Sun 23 Aug 2009
Would you buy a product that includes a pamphlet warning that the device may cause serious injury to your eye and face? How about if the pamphlet also warned of rope burn abrasions, severe cuts, appendage amputation and a rather strong warning about never using the product near small children?
I doubt you would but I see these confound things all over the place. The most common type is sold under the brand name Flexi Lead.There are other brands available – usually cheaper made – including one manufactured brand that was recalled last year because it tended to snap resulting in a clasp projectile heading right plunk into your head. To read the recall follow this link. http://www.caninekingdom.com/index.php/Dog-Product-News/Worldwise-Inc.-Recalls-Retractable-Dog-Leashes
It’s been pretty warm lately here on the East Coast so we’ve been walking our dogs in the municipal park which skirts along the shores of a large lake. The prevailing winds drop down from the mountains and whisk along the lake creating cool, dry breezes.
The park includes several large grassy sports fields and a real pretty pathway all along the shore. There are several boat ramps and a few floating docks. It’s a nice place to take a stroll. It’s a nice place for a dog too.
My husband and I share our home with two German shepherd dogs Tsunami, a retired SAR K9, and Annie, who we adopted as an adult. Tsunami tolerates just about any situation but Annie is a ‘reactive’ dog. She is suspicious of strange dogs and people and will react if they get too close into her ‘comfort zone.’
She enjoys getting out of the house for a good walk as well as the next dog though. We’re diligent about keeping her away from other dogs and people. When we see other folks, particularly dog walkers, we go off to the side, feed Annie treats and tell her she is the best dog in the world and wait for them to pass. This works well for all and keeps Annie in a calm, happy state.
Yesterday, we were walking along the lakeside trail. I noticed a woman with a big dog across a field, heading in our direction. They were fairly far away but they were on my radar screen. At one point we were all walking on a parallel path separated by about 50’ and a row of cedar trees. This was all well within Annie’s ‘comfort zone.’

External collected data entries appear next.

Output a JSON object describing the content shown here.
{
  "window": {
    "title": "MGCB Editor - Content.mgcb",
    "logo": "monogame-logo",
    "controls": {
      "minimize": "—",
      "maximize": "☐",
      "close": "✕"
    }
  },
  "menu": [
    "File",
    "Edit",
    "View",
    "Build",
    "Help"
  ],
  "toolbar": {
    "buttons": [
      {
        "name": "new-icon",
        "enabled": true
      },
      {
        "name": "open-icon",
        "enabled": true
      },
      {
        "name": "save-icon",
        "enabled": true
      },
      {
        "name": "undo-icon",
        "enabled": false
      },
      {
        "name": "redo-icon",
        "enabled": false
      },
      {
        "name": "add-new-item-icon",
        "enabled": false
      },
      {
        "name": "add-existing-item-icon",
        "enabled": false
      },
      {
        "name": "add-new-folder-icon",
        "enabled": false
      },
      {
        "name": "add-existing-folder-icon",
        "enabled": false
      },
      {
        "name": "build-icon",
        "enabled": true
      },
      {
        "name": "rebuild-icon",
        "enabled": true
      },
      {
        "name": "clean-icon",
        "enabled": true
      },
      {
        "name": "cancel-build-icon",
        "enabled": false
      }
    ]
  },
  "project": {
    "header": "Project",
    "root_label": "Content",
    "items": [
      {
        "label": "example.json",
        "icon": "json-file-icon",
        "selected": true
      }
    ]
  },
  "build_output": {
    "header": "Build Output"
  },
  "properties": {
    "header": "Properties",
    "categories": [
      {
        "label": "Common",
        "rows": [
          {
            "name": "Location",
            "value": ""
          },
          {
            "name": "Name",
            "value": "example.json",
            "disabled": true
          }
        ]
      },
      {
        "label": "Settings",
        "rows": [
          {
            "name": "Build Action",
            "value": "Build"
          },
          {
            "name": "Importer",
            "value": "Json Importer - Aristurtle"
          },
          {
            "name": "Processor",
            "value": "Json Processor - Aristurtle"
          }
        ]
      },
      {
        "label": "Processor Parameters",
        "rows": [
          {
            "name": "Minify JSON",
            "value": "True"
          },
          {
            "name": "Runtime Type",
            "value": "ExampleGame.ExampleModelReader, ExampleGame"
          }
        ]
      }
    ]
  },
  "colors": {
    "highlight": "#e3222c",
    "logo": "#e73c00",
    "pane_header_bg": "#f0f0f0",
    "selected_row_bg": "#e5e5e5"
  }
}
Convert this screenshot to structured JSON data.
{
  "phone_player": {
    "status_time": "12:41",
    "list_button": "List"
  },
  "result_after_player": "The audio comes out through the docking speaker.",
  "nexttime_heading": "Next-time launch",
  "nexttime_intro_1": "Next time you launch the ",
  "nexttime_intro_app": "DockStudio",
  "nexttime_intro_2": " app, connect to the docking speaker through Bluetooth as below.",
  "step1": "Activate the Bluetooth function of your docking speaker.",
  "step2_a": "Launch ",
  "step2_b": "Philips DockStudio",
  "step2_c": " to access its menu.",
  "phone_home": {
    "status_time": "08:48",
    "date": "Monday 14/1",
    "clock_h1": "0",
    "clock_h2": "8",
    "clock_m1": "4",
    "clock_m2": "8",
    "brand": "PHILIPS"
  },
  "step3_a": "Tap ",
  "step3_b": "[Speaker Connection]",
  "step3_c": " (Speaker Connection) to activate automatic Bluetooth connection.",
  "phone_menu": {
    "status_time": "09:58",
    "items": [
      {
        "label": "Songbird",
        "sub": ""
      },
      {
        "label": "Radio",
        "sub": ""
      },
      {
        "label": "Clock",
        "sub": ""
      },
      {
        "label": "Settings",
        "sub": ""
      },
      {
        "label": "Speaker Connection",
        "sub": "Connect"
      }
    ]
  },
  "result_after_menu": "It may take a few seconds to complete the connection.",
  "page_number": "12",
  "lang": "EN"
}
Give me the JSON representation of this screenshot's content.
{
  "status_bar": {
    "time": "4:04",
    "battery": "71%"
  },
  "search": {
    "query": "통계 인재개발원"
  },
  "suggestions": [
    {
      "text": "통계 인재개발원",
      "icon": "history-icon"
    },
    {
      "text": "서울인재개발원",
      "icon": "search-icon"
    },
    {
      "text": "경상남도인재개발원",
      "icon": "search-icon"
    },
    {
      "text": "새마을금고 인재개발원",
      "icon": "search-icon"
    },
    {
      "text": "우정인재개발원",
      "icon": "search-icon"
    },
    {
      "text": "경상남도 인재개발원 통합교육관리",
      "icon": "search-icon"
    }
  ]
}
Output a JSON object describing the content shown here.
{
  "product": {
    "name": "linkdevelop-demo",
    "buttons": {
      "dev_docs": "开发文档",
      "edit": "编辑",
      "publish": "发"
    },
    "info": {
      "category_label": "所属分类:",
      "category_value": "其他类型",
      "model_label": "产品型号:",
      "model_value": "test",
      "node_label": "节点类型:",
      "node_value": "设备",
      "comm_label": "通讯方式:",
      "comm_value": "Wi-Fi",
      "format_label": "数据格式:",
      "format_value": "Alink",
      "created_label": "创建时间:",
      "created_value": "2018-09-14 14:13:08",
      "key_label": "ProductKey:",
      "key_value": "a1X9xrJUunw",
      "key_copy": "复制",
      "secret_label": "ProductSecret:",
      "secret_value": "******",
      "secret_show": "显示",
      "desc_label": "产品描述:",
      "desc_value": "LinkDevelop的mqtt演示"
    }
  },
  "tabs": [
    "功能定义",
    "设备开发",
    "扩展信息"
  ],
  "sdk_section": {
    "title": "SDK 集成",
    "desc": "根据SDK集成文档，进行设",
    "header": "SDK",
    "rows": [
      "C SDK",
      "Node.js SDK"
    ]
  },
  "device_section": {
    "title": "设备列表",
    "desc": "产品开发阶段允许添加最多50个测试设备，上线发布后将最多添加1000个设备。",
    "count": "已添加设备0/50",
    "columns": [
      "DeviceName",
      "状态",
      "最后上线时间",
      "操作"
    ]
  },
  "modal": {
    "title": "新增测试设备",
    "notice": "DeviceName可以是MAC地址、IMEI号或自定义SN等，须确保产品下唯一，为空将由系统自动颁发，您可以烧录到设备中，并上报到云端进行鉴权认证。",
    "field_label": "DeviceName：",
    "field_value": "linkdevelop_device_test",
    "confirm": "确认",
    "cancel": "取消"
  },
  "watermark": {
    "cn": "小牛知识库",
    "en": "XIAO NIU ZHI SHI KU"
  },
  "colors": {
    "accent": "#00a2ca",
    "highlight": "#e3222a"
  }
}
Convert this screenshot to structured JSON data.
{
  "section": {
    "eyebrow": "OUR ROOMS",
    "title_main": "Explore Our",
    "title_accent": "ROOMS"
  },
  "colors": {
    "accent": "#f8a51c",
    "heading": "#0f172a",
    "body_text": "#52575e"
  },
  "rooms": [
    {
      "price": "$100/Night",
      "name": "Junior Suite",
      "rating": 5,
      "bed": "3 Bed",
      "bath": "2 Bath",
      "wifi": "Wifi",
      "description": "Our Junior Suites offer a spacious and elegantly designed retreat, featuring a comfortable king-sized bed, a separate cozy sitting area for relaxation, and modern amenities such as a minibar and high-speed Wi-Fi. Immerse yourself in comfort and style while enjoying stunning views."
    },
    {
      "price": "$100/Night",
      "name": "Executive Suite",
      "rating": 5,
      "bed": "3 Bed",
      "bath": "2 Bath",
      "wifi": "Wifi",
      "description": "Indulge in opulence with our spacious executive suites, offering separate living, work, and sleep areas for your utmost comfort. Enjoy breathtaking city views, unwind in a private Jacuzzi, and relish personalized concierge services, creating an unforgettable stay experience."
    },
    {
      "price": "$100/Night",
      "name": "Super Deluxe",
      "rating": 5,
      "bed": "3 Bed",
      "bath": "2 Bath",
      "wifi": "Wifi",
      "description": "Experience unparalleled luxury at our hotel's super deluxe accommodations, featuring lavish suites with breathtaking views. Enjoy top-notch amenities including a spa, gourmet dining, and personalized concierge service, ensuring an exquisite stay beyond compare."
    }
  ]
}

In the wink of an eye – calamity! The large Lab mix was on a Flexi type lead. For some reason, who knows really, he decided to charge us. Galloping straight at us – I could hear the cable buzzing away just hoping that: 1) it wasn’t one of the extra long 25’ leads, 2) the woman had the strength to hang on when this 100-pound dog reached the end of the lead 3) the cable lead was strong enough and would not snap.
The dog garnered momentum and after 25’ – hit the end of the cable and sure enough – the woman was pulled off her feet, the plastic handle contraption yanked from her grip and the dog was heading straight for us armed with teeth, 25’ of dangling, dangerous, amputating cable and a clanking, useless plastic handle.
Hal, ever the vigilant Marine, quickly handed Annie (who was now in full fight mode) off to me and we retreated as my husband stepped in to avert a disaster.
Hal charged the Lab with hands outstretched which slowed the dog down some – enough so that he was able to step on the amputation-causing wire cable and halt the dog. Once the dog was contained he was – fortunately for Hal – quite people friendly. The embarrassed, bruised woman caught up and all was well. Kind of. The handle of the retractable lead was damaged, the cable could no longer be coiled back and the woman had to walk to her vehicle with 25’ of dangerous, amputation, severe cut, rope burn abrasion causing cable in her hands.
Things don’t always turn out this well. Sometimes the cable wraps around people, children, dog limbs and body parts causing very, very severe injuries – and yes – amputation.
In some cases I blame the users of retractable leashes as much as the manufacturers. There are controls on the handle. The cable can be set on ‘lock’ for a pre-determined distance. Unfortunately this distance can be too far – far enough for a dog to plunge onto a busy roadway after a squirrel while mom is obliviously chatting with a neighbor.
Another control allows the dog to run to the end of the cable and if the dog stops for a sniff the lead automatically recoils into the handle as the distance between walker and dog decreases. It’s kind of like Spiderman’s web on vertical mode, ping-ponging back and forth. I’ve seen people think the Flexi was on a short ‘lock’ mode and ouch! The dog is out in the middle of the street or grappling with a nearby pooch, dangerous cable wrapping around everything.
Retractable leads are very popular. Users say they allow their dogs to get more exercise. There are so many pleasurable, safe ways to provide exercise for both you and your dog.
By using a retractable, the handler loses the opportunity to educate their dog on how to walk properly on lead. The dog also loses the association with its handler because they can get, and stay, if they prefer, far away. Giving a dog more line to pull simply means he’s pulling further away, never knowing his limits. Retractable leads foster the dog’s disassociation with the handler, the exact opposite of what we strive for in our relationship with our dogs.
I highly recommend four to six foot leashes. Many laws stipulate that a leash be no longer than six feet. There’s a reason for this. The dog is near you, presumably in control and will not present a danger to others.